The major drill will include a scenario of instant escalation, in which the army has to defend Israel against multiple terrorist infiltrations in the north.

It comes as the Syrian army has been almost totally eroded by the long-running civil war and with Hezbollah viewed as Israel’s primary enemy in Lebanon.

The army will also practice an attack on Lebanon and practice an evacuation of Israeli towns by the border in anticipation of heavy missile attacks from the Shia militia.

“The purpose of the drill is to test the fitness of the Northern Command and the relevant battalions during an emergency,” a top IDF officer told Haaretz newspaper.

The officer added that the exercise would explore “the state in which Hezbollah either has no ability or desire to attack anymore”.

Hezbollah forces are said to have been put on “some state of alert” during the build up to the drill.
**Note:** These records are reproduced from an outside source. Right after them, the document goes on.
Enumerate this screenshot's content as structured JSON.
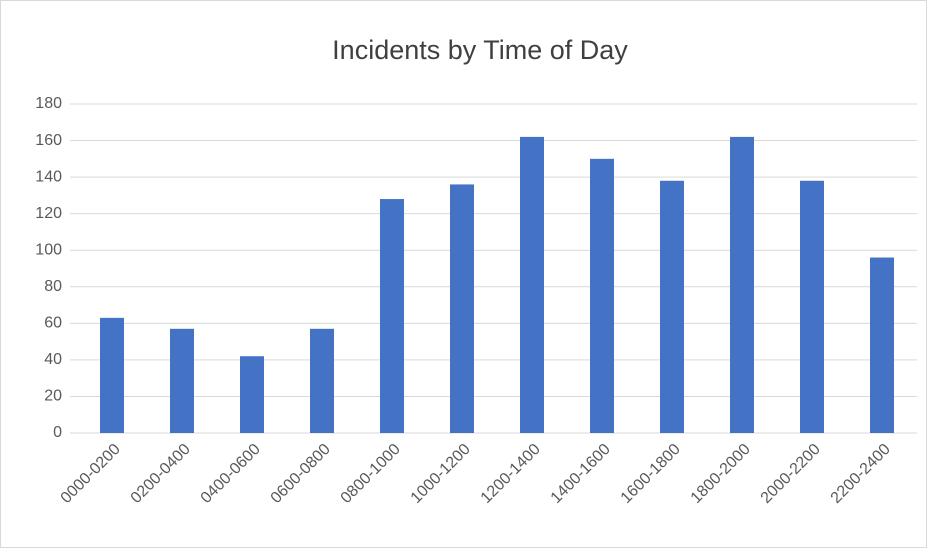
{
  "chart_data": {
    "type": "bar",
    "title": "Incidents by Time of Day",
    "categories": [
      "0000-0200",
      "0200-0400",
      "0400-0600",
      "0600-0800",
      "0800-1000",
      "1000-1200",
      "1200-1400",
      "1400-1600",
      "1600-1800",
      "1800-2000",
      "2000-2200",
      "2200-2400"
    ],
    "values": [
      63,
      57,
      42,
      57,
      128,
      136,
      162,
      150,
      138,
      162,
      138,
      96
    ],
    "color": "#4472c4",
    "ylim": [
      0,
      180
    ],
    "yticks": [
      0,
      20,
      40,
      60,
      80,
      100,
      120,
      140,
      160,
      180
    ],
    "grid": true
  }
}
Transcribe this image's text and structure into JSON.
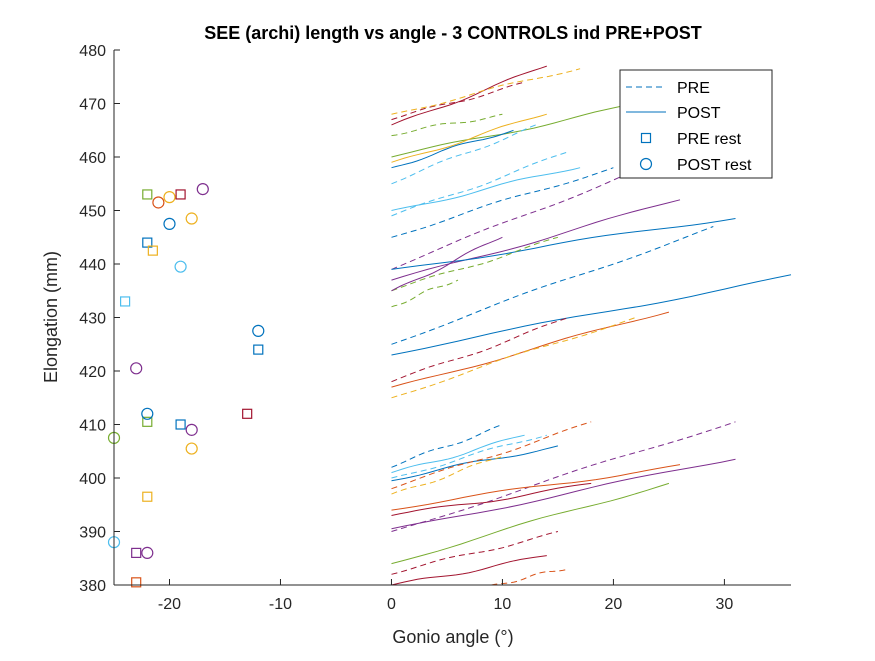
{
  "chart_data": {
    "type": "line",
    "title": "SEE (archi) length vs angle - 3 CONTROLS ind PRE+POST",
    "xlabel": "Gonio angle (°)",
    "ylabel": "Elongation (mm)",
    "xlim": [
      -25,
      36
    ],
    "ylim": [
      380,
      480
    ],
    "xticks": [
      -20,
      -10,
      0,
      10,
      20,
      30
    ],
    "yticks": [
      380,
      390,
      400,
      410,
      420,
      430,
      440,
      450,
      460,
      470,
      480
    ],
    "grid": false,
    "legend_position": "top-right",
    "legend": [
      {
        "label": "PRE",
        "style": "dashed-line",
        "color": "#0072BD"
      },
      {
        "label": "POST",
        "style": "solid-line",
        "color": "#0072BD"
      },
      {
        "label": "PRE rest",
        "style": "square",
        "color": "#0072BD"
      },
      {
        "label": "POST rest",
        "style": "circle",
        "color": "#0072BD"
      }
    ],
    "series": [
      {
        "color": "#A2142F",
        "dashed": true,
        "x0": 0,
        "y0": 467,
        "x1": 12,
        "y1": 474
      },
      {
        "color": "#A2142F",
        "dashed": false,
        "x0": 0,
        "y0": 466,
        "x1": 14,
        "y1": 477
      },
      {
        "color": "#EDB120",
        "dashed": true,
        "x0": 0,
        "y0": 468,
        "x1": 17,
        "y1": 476.5
      },
      {
        "color": "#77AC30",
        "dashed": true,
        "x0": 0,
        "y0": 464,
        "x1": 10,
        "y1": 468
      },
      {
        "color": "#77AC30",
        "dashed": false,
        "x0": 0,
        "y0": 460,
        "x1": 22,
        "y1": 470
      },
      {
        "color": "#EDB120",
        "dashed": false,
        "x0": 0,
        "y0": 459,
        "x1": 14,
        "y1": 468
      },
      {
        "color": "#0072BD",
        "dashed": false,
        "x0": 0,
        "y0": 458,
        "x1": 11,
        "y1": 465
      },
      {
        "color": "#4DBEEE",
        "dashed": true,
        "x0": 0,
        "y0": 455,
        "x1": 13,
        "y1": 466
      },
      {
        "color": "#4DBEEE",
        "dashed": true,
        "x0": 0,
        "y0": 449,
        "x1": 16,
        "y1": 461
      },
      {
        "color": "#4DBEEE",
        "dashed": false,
        "x0": 0,
        "y0": 450,
        "x1": 17,
        "y1": 458
      },
      {
        "color": "#0072BD",
        "dashed": true,
        "x0": 0,
        "y0": 445,
        "x1": 20,
        "y1": 458
      },
      {
        "color": "#7E2F8E",
        "dashed": true,
        "x0": 0,
        "y0": 439,
        "x1": 26,
        "y1": 461
      },
      {
        "color": "#7E2F8E",
        "dashed": false,
        "x0": 0,
        "y0": 437,
        "x1": 26,
        "y1": 452
      },
      {
        "color": "#0072BD",
        "dashed": false,
        "x0": 0,
        "y0": 439,
        "x1": 31,
        "y1": 448.5
      },
      {
        "color": "#0072BD",
        "dashed": true,
        "x0": 0,
        "y0": 425,
        "x1": 29,
        "y1": 447
      },
      {
        "color": "#77AC30",
        "dashed": true,
        "x0": 0,
        "y0": 435,
        "x1": 15,
        "y1": 445
      },
      {
        "color": "#7E2F8E",
        "dashed": false,
        "x0": 0,
        "y0": 435,
        "x1": 10,
        "y1": 445
      },
      {
        "color": "#77AC30",
        "dashed": true,
        "x0": 0,
        "y0": 432,
        "x1": 6,
        "y1": 437
      },
      {
        "color": "#0072BD",
        "dashed": false,
        "x0": 0,
        "y0": 423,
        "x1": 36,
        "y1": 438
      },
      {
        "color": "#A2142F",
        "dashed": true,
        "x0": 0,
        "y0": 418,
        "x1": 16,
        "y1": 430
      },
      {
        "color": "#D95319",
        "dashed": false,
        "x0": 0,
        "y0": 417,
        "x1": 25,
        "y1": 431
      },
      {
        "color": "#EDB120",
        "dashed": true,
        "x0": 0,
        "y0": 415,
        "x1": 22,
        "y1": 430
      },
      {
        "color": "#0072BD",
        "dashed": true,
        "x0": 0,
        "y0": 402,
        "x1": 10,
        "y1": 410
      },
      {
        "color": "#4DBEEE",
        "dashed": false,
        "x0": 0,
        "y0": 401,
        "x1": 12,
        "y1": 408
      },
      {
        "color": "#4DBEEE",
        "dashed": true,
        "x0": 0,
        "y0": 400,
        "x1": 14,
        "y1": 408
      },
      {
        "color": "#0072BD",
        "dashed": false,
        "x0": 0,
        "y0": 399.5,
        "x1": 15,
        "y1": 406
      },
      {
        "color": "#D95319",
        "dashed": true,
        "x0": 0,
        "y0": 398,
        "x1": 18,
        "y1": 410.5
      },
      {
        "color": "#EDB120",
        "dashed": true,
        "x0": 0,
        "y0": 397,
        "x1": 10,
        "y1": 404
      },
      {
        "color": "#7E2F8E",
        "dashed": true,
        "x0": 0,
        "y0": 390,
        "x1": 31,
        "y1": 410.5
      },
      {
        "color": "#D95319",
        "dashed": false,
        "x0": 0,
        "y0": 394,
        "x1": 26,
        "y1": 402.5
      },
      {
        "color": "#A2142F",
        "dashed": false,
        "x0": 0,
        "y0": 393,
        "x1": 18,
        "y1": 399
      },
      {
        "color": "#7E2F8E",
        "dashed": false,
        "x0": 0,
        "y0": 390.5,
        "x1": 31,
        "y1": 403.5
      },
      {
        "color": "#77AC30",
        "dashed": false,
        "x0": 0,
        "y0": 384,
        "x1": 25,
        "y1": 399
      },
      {
        "color": "#A2142F",
        "dashed": true,
        "x0": 0,
        "y0": 382,
        "x1": 15,
        "y1": 390
      },
      {
        "color": "#A2142F",
        "dashed": false,
        "x0": 0,
        "y0": 380,
        "x1": 14,
        "y1": 385.5
      },
      {
        "color": "#D95319",
        "dashed": true,
        "x0": 9,
        "y0": 380,
        "x1": 16,
        "y1": 383
      }
    ],
    "rest_points": [
      {
        "marker": "square",
        "color": "#77AC30",
        "x": -22,
        "y": 453
      },
      {
        "marker": "square",
        "color": "#A2142F",
        "x": -19,
        "y": 453
      },
      {
        "marker": "square",
        "color": "#0072BD",
        "x": -22,
        "y": 444
      },
      {
        "marker": "square",
        "color": "#EDB120",
        "x": -21.5,
        "y": 442.5
      },
      {
        "marker": "square",
        "color": "#4DBEEE",
        "x": -24,
        "y": 433
      },
      {
        "marker": "square",
        "color": "#0072BD",
        "x": -12,
        "y": 424
      },
      {
        "marker": "square",
        "color": "#A2142F",
        "x": -13,
        "y": 412
      },
      {
        "marker": "square",
        "color": "#77AC30",
        "x": -22,
        "y": 410.5
      },
      {
        "marker": "square",
        "color": "#0072BD",
        "x": -19,
        "y": 410
      },
      {
        "marker": "square",
        "color": "#EDB120",
        "x": -22,
        "y": 396.5
      },
      {
        "marker": "square",
        "color": "#7E2F8E",
        "x": -23,
        "y": 386
      },
      {
        "marker": "square",
        "color": "#D95319",
        "x": -23,
        "y": 380.5
      },
      {
        "marker": "circle",
        "color": "#7E2F8E",
        "x": -17,
        "y": 454
      },
      {
        "marker": "circle",
        "color": "#EDB120",
        "x": -20,
        "y": 452.5
      },
      {
        "marker": "circle",
        "color": "#D95319",
        "x": -21,
        "y": 451.5
      },
      {
        "marker": "circle",
        "color": "#EDB120",
        "x": -18,
        "y": 448.5
      },
      {
        "marker": "circle",
        "color": "#0072BD",
        "x": -20,
        "y": 447.5
      },
      {
        "marker": "circle",
        "color": "#4DBEEE",
        "x": -19,
        "y": 439.5
      },
      {
        "marker": "circle",
        "color": "#0072BD",
        "x": -12,
        "y": 427.5
      },
      {
        "marker": "circle",
        "color": "#7E2F8E",
        "x": -23,
        "y": 420.5
      },
      {
        "marker": "circle",
        "color": "#0072BD",
        "x": -22,
        "y": 412
      },
      {
        "marker": "circle",
        "color": "#7E2F8E",
        "x": -18,
        "y": 409
      },
      {
        "marker": "circle",
        "color": "#77AC30",
        "x": -25,
        "y": 407.5
      },
      {
        "marker": "circle",
        "color": "#EDB120",
        "x": -18,
        "y": 405.5
      },
      {
        "marker": "circle",
        "color": "#4DBEEE",
        "x": -25,
        "y": 388
      },
      {
        "marker": "circle",
        "color": "#7E2F8E",
        "x": -22,
        "y": 386
      }
    ]
  }
}
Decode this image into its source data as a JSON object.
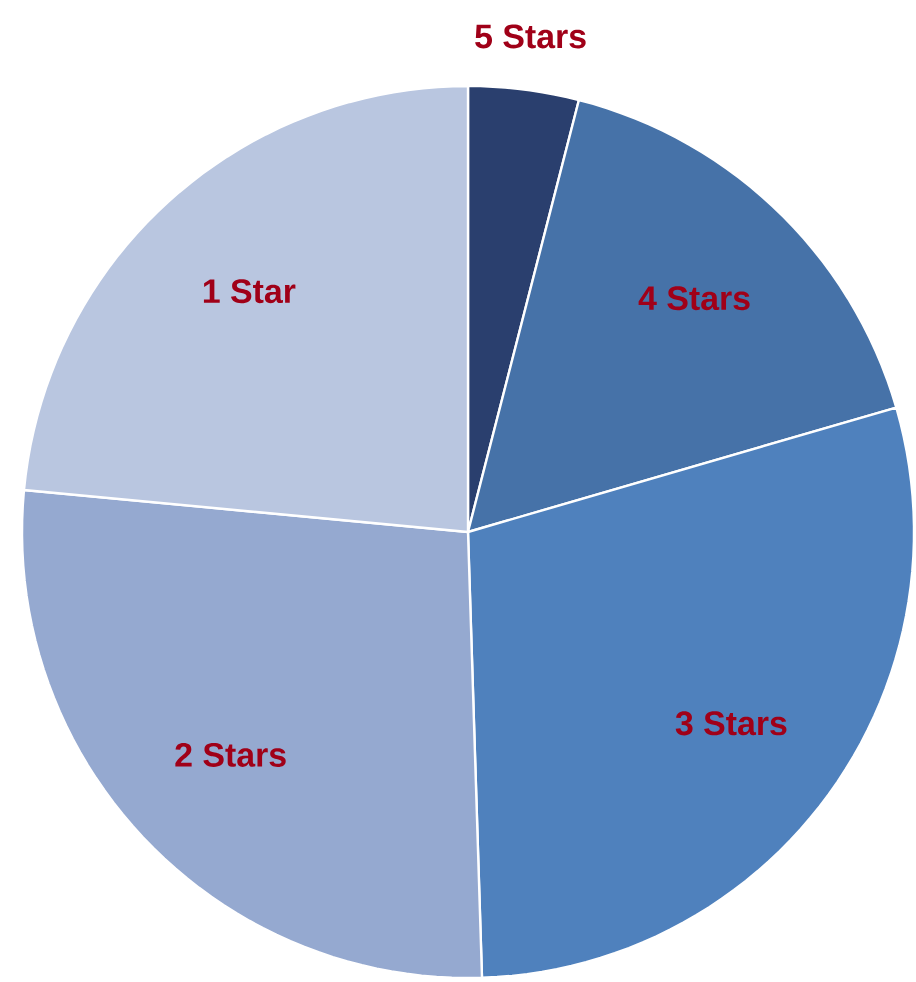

Other scenarios being explored in the exercise include militants entering a moshav 15 kilometers from the Lebanese border, from the sea, while "Hezbollah" forces stage an attack by Gesher Benot Yaakov in the Golan Heights

The last time the Israeli army held a drill of this size was in 1998. That exercise was commanded by Major General Meir Dagan, who went on to serve as the director of the Mossad, and it included a scenario of war with Syria.